Sie wandte sich nach links, und bald befand sich das kleine Trüpplein auf einer Schneise, die breit durch den Forst gehauen war, um die gefällten Bäume hinunterzulassen. Es war kein ordentlicher Weg, aber er führte sanft in die Tiefe. Nur galt es, zwischen den stehengebliebenen Wurzelstöcken sich hindurchzuwinden.

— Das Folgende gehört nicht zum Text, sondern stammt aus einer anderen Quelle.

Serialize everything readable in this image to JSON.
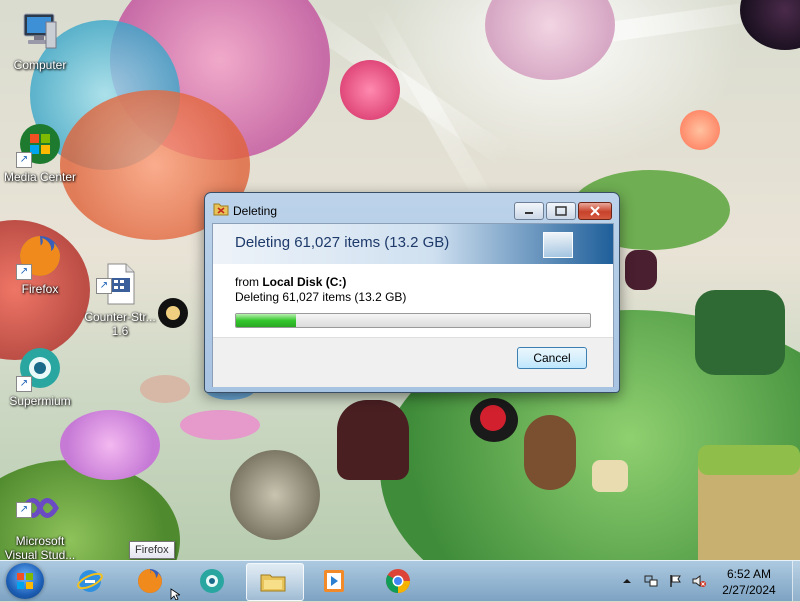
{
  "desktop": {
    "icons": [
      {
        "label": "Computer"
      },
      {
        "label": "Media Center"
      },
      {
        "label": "Firefox"
      },
      {
        "label": "Counter-Str...\n1.6"
      },
      {
        "label": "Supermium"
      },
      {
        "label": "Microsoft\nVisual Stud..."
      }
    ]
  },
  "dialog": {
    "title": "Deleting",
    "header": "Deleting 61,027 items (13.2 GB)",
    "from_prefix": "from ",
    "from_location": "Local Disk (C:)",
    "status": "Deleting 61,027 items (13.2 GB)",
    "progress": 0.17,
    "cancel_label": "Cancel"
  },
  "tooltip": {
    "text": "Firefox"
  },
  "taskbar": {
    "apps": [
      "Internet Explorer",
      "Firefox",
      "Supermium",
      "File Explorer",
      "Media Player",
      "Chrome"
    ],
    "active_app": "File Explorer",
    "clock": {
      "time": "6:52 AM",
      "date": "2/27/2024"
    }
  }
}
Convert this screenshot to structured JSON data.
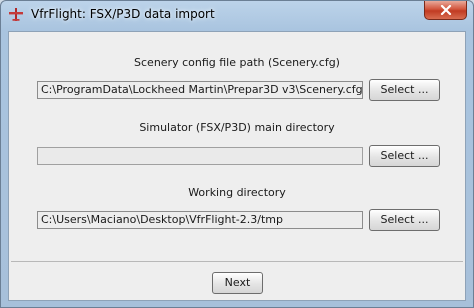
{
  "window": {
    "title": "VfrFlight: FSX/P3D data import"
  },
  "form": {
    "sections": [
      {
        "label": "Scenery config file path (Scenery.cfg)",
        "value": "C:\\ProgramData\\Lockheed Martin\\Prepar3D v3\\Scenery.cfg",
        "button": "Select ..."
      },
      {
        "label": "Simulator (FSX/P3D) main directory",
        "value": "",
        "button": "Select ..."
      },
      {
        "label": "Working directory",
        "value": "C:\\Users\\Maciano\\Desktop\\VfrFlight-2.3/tmp",
        "button": "Select ..."
      }
    ]
  },
  "footer": {
    "next_label": "Next"
  },
  "colors": {
    "titlebar": "#a9c4df",
    "close_button": "#c13b22",
    "client_background": "#eeeeee",
    "app_icon": "#b02a2a"
  },
  "icons": {
    "app": "airplane-icon",
    "close": "close-icon"
  }
}
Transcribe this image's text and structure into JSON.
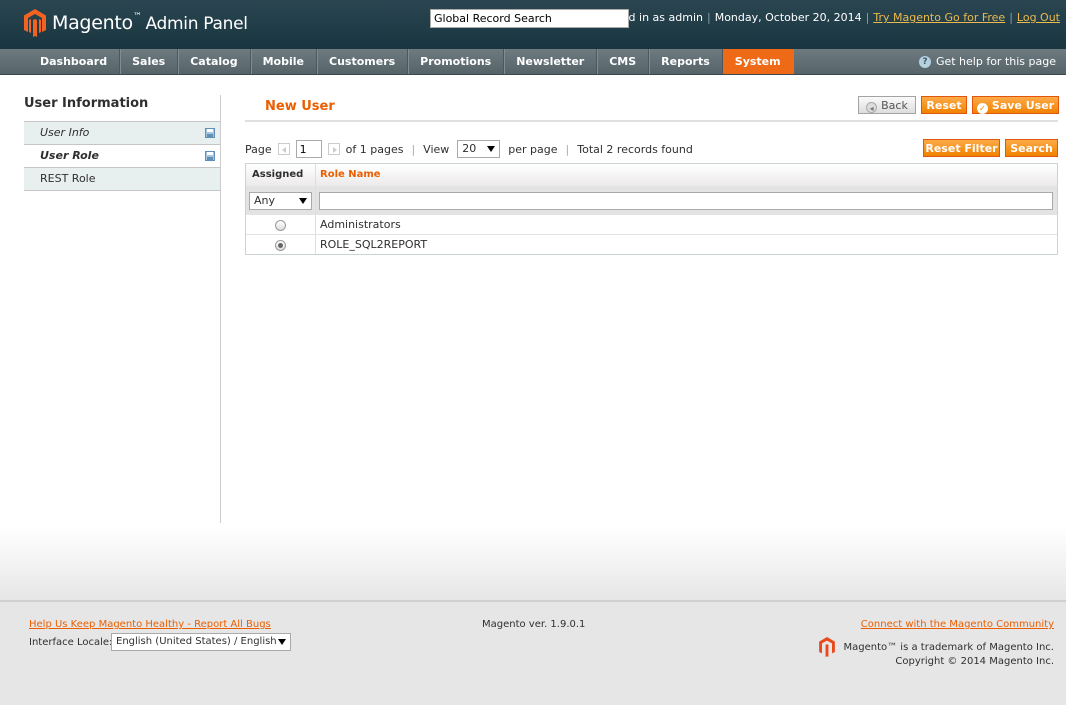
{
  "header": {
    "brand": "Magento",
    "brand_sub": "Admin Panel",
    "search_value": "Global Record Search",
    "logged_in": "Logged in as admin",
    "date": "Monday, October 20, 2014",
    "try_link": "Try Magento Go for Free",
    "logout": "Log Out"
  },
  "nav": {
    "items": [
      "Dashboard",
      "Sales",
      "Catalog",
      "Mobile",
      "Customers",
      "Promotions",
      "Newsletter",
      "CMS",
      "Reports",
      "System"
    ],
    "active": "System",
    "help": "Get help for this page"
  },
  "side": {
    "title": "User Information",
    "tabs": [
      "User Info",
      "User Role",
      "REST Role"
    ]
  },
  "main": {
    "title": "New User",
    "buttons": {
      "back": "Back",
      "reset": "Reset",
      "save": "Save User",
      "reset_filter": "Reset Filter",
      "search": "Search"
    },
    "pager": {
      "page_label": "Page",
      "page": "1",
      "of_pages": "of 1 pages",
      "view_label": "View",
      "view": "20",
      "per_page": "per page",
      "total": "Total 2 records found"
    },
    "grid": {
      "headers": [
        "Assigned",
        "Role Name"
      ],
      "assigned_filter": "Any",
      "rows": [
        {
          "role": "Administrators",
          "assigned": false
        },
        {
          "role": "ROLE_SQL2REPORT",
          "assigned": true
        }
      ]
    }
  },
  "footer": {
    "bugs_link": "Help Us Keep Magento Healthy - Report All Bugs",
    "locale_label": "Interface Locale:",
    "locale_value": "English (United States) / English",
    "version": "Magento ver. 1.9.0.1",
    "community_link": "Connect with the Magento Community",
    "trademark": "Magento™ is a trademark of Magento Inc.",
    "copyright": "Copyright © 2014 Magento Inc."
  },
  "colors": {
    "accent": "#eb5e00",
    "header_bg": "#1f3c47",
    "nav_bg": "#5e6d73",
    "button_orange": "#f18200"
  }
}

Bald gelangten sie auch zu einem richtigen Pfade, und wiederum nach links schritten sie ein Viertelstündchen fort, ohne zu sprechen, da die Musik vom Hexenbühel droben noch in allen nachklang. So kamen sie endlich aus dem Walde heraus und blickten in das offene Tal hinab, in dessen Tiefe die Sägemühle lag. Von dem ansehnlichen Bach, der sie in Bewegung setzte, wehte eine feuchte Frische herauf, er hatte aber heut, da Sonntag war, kein Rad umzutreiben, sondern floß mit Rauschen oben über das Wehr und fing die letzten Sonnenstrahlen auf, die über den Waldrand hereinfielen.

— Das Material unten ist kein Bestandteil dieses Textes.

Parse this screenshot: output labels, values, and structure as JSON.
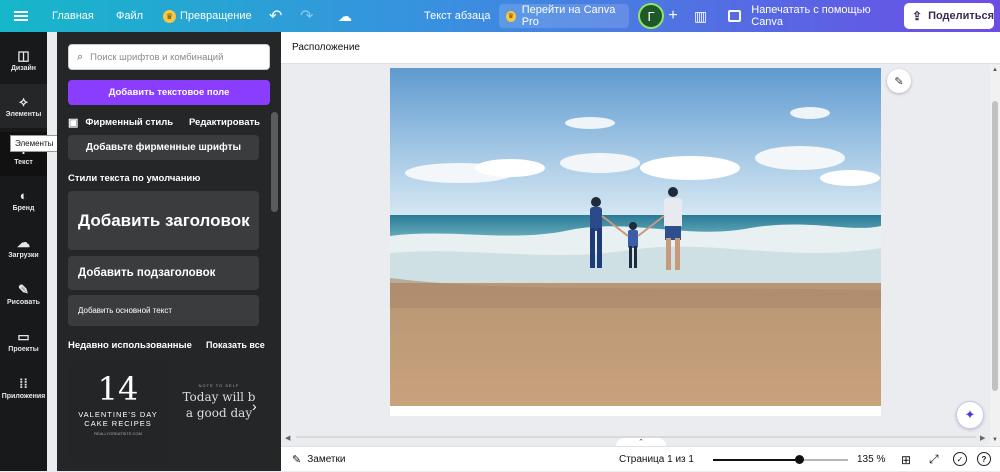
{
  "topbar": {
    "home": "Главная",
    "file": "Файл",
    "resize": "Превращение",
    "doc_title": "Текст абзаца",
    "canva_pro": "Перейти на Canva Pro",
    "avatar_letter": "Г",
    "print": "Напечатать с помощью Canva",
    "share": "Поделиться"
  },
  "rail": {
    "items": [
      {
        "label": "Дизайн",
        "icon": "layout-icon"
      },
      {
        "label": "Элементы",
        "icon": "shapes-icon"
      },
      {
        "label": "Текст",
        "icon": "text-icon"
      },
      {
        "label": "Бренд",
        "icon": "brand-icon"
      },
      {
        "label": "Загрузки",
        "icon": "upload-cloud-icon"
      },
      {
        "label": "Рисовать",
        "icon": "pen-icon"
      },
      {
        "label": "Проекты",
        "icon": "folder-icon"
      },
      {
        "label": "Приложения",
        "icon": "apps-grid-icon"
      }
    ],
    "tooltip": "Элементы"
  },
  "panel": {
    "search_placeholder": "Поиск шрифтов и комбинаций",
    "add_text_button": "Добавить текстовое поле",
    "brand_style": "Фирменный стиль",
    "edit": "Редактировать",
    "add_brand_fonts": "Добавьте фирменные шрифты",
    "default_styles_title": "Стили текста по умолчанию",
    "add_heading": "Добавить заголовок",
    "add_subheading": "Добавить подзаголовок",
    "add_body": "Добавить основной текст",
    "recent_title": "Недавно использованные",
    "show_all": "Показать все",
    "template1": {
      "number": "14",
      "line1": "VALENTINE'S DAY",
      "line2": "CAKE RECIPES",
      "line3": "REALLYGREATSITE.COM"
    },
    "template2": {
      "tiny": "NOTE TO SELF",
      "line1": "Today will b",
      "line2": "a good day"
    }
  },
  "canvas": {
    "context_label": "Расположение"
  },
  "bottombar": {
    "notes": "Заметки",
    "page_indicator": "Страница 1 из 1",
    "zoom": "135 %",
    "zoom_fraction": 0.64
  },
  "colors": {
    "accent_purple": "#8b3dff",
    "panel_bg": "#252627",
    "rail_bg": "#18191b"
  }
}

Neben der Mühle und dem Hause, wo die Müllersleute wohnten, breitete der Talgrund sich ein wenig aus. Da hatte sich eine kleine Wirtschaft angesiedelt, die für die Kurgäste und die Bewohner des Städtchens ein beliebtes Ziel ihrer sonntäglichen Spaziergänge war. Es wurden aber nur Kaffee und Bier gereicht und allerlei unschuldiges mussierendes Getränk. Vor der Schenke waren Tische aufgeschlagen, an hohen Feiertagen kam wohl auch eine Musikbande hier heraus. und das junge Volk machte dann ein Tänzchen.

Auch heute waren sämtliche Stühle und Bänke besetzt, und der Wirt mit Frau und Tochter hatte alle Hände und Füße voll zu tun, die vielen Durstigen zu bedienen.

Wie wär's, Crönchen, sagte Helmbrecht, wenn wir hinuntergingen und eine Viertelstunde rasteten? Sie waren früher eine Freundin von Limonade gazeuse, die Knaben bekämen vielleicht ein Glas Milch, und ich rauchte zu dem dünnen Bier eine Zigarre?

Sie schüttelte nachdenklich den Kopf. Es geht nicht, sagte sie, so gern ich's den Kindern gönnte, und auch ich bin durstig. Aber – sie machte eine Gebärde nach Theodor hin, der mit seinen weitgeöffneten Augen hinunterstarrte. Dann, seinen Arm freigebend und sich Helmbrecht nähernd: Es schneidet mir immer ins Herz, wenn die Leute den armen Jungen beschauen wie ein seltsames Tier und sich mit den Ellbogen anstoßen und in die Ohren wispern. Gehn Sie selbst mit Hänsel hinunter. Wir drei kehren zu seiner Mutter zurück, die schon ungeduldig auf seine Rückkehr warten wird.

Sie haben recht, erwiderte er. Sie sind feinfühliger als ich. Kommen Sie! Wir gehn mit Ihnen, wenigstens bis an den Seehof. Nun aber lassen Sie mich Theodor führen. Er hat sich so schwer an Sie eingehängt, daß Ihnen der Arm wehtun muß.